Les quatorze membres de la délégation de LURD aux pourparlers au Ghana n'ont pas fait de commentaires sur les combats. Ils ont néanmoins annoncé aux journalistes qu'ils ne comptaient pas négocier avec un gouvernement " dirigé par un criminel de guerre ". Ils faisaient ainsi allusion à l'inculpation mercredi du président Charles Taylor par le Tribunal spécial pour les crimes de guerre en Sierra Leone, associé à l'ONU. Le tribunal l'a accusé de crimes de guerre pour son appui aux rebelles du Front révolutionnaire uni (RUF), durant la guerre civile qui a déchiré la Sierra Leone dans les années quatre-vingt-dix.
Le chef de la diplomatie ghanéenne a toutefois déclaré à la presse que les pourparlers de paix à Akosombo, à 100 km au nord de la capitale, Accra, ne sont que provisoirement suspendus.
"Le président John Kufuor [du Ghana] a envoyé un avion de la force aérienne pour amener le MODEL ici. Laissons-leur la fin de semaine pour se joindre aux négociations ", a préconisé Nana Akuffo-Addo. Il n'a pas fourni de précisions sur la destination de l'avion.
Les pourparlers inter-libériens ont été officiellement inauguré Mercredi, lors d'une cérémonie à Accra en présence de six présidents africains, mais peu de progrès ont été accomplis depuis.
Mohamed Ibn Chambas, secrétaire général de la Communauté économique des Etats de l'Afrique de l'Ouest (CEDEAO), qui a organisé les pourparlers en collaboration avec le Groupe international de contact sur le Liberia, a fait savoir qu'en attendant, des discussions restreintes auraient lieu à Akosombo.
Le général Abdulsalami Abubakar, facilitateur des négociations, a invité à un cessez-le-feu. " L'erreur dramatique qu'un groupe pourrait commettre serait de penser qu'il existe une solution militaire au Liberia. Cela n'a jamais été le cas et ne le sera jamais ", a-t-il insisté.

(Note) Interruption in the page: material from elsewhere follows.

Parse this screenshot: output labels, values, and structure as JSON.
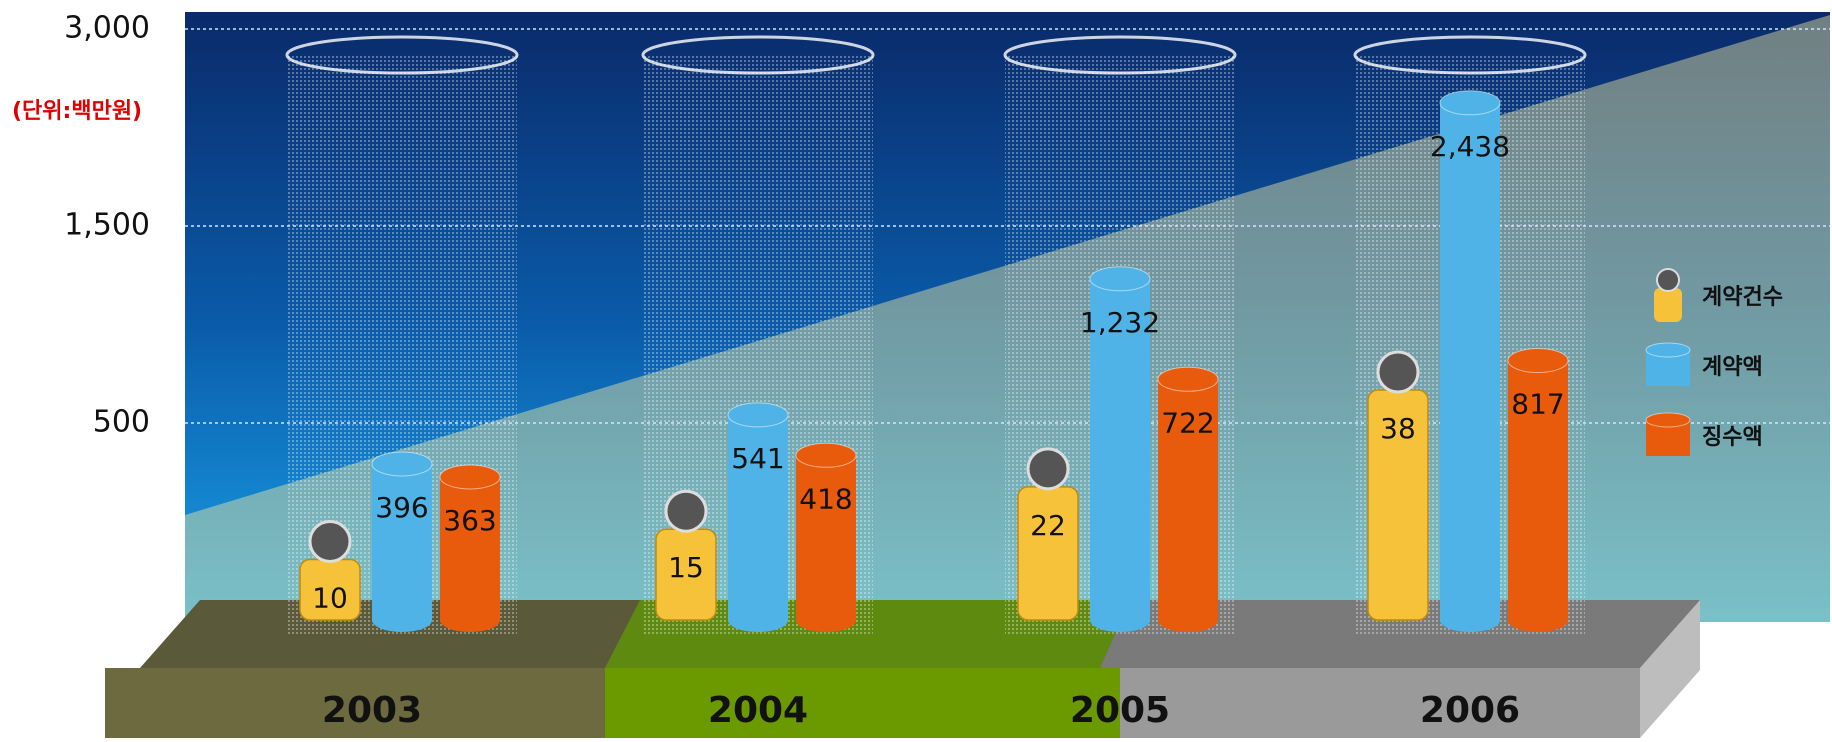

Cependant, plusieurs délégués se sont dits troublés par l'annonce faite par M. Taylor Jeudi, qu'il avait échappé de justesse à une tentative de putsch, ainsi que par la question du mandat d'arrêt international de la Sierra Leone lancé contre lui.
L'opposante politique Ellen Johnson-Sirleaf, qui a occupé la fonction de président par intérim avant les élections de 1997 qui ont hissé M. Taylor au pouvoir, a souligné que l'inculpation de M. Taylor par le Tribunal spécial à Freetown " a entièrement changé la donne de la conférence ".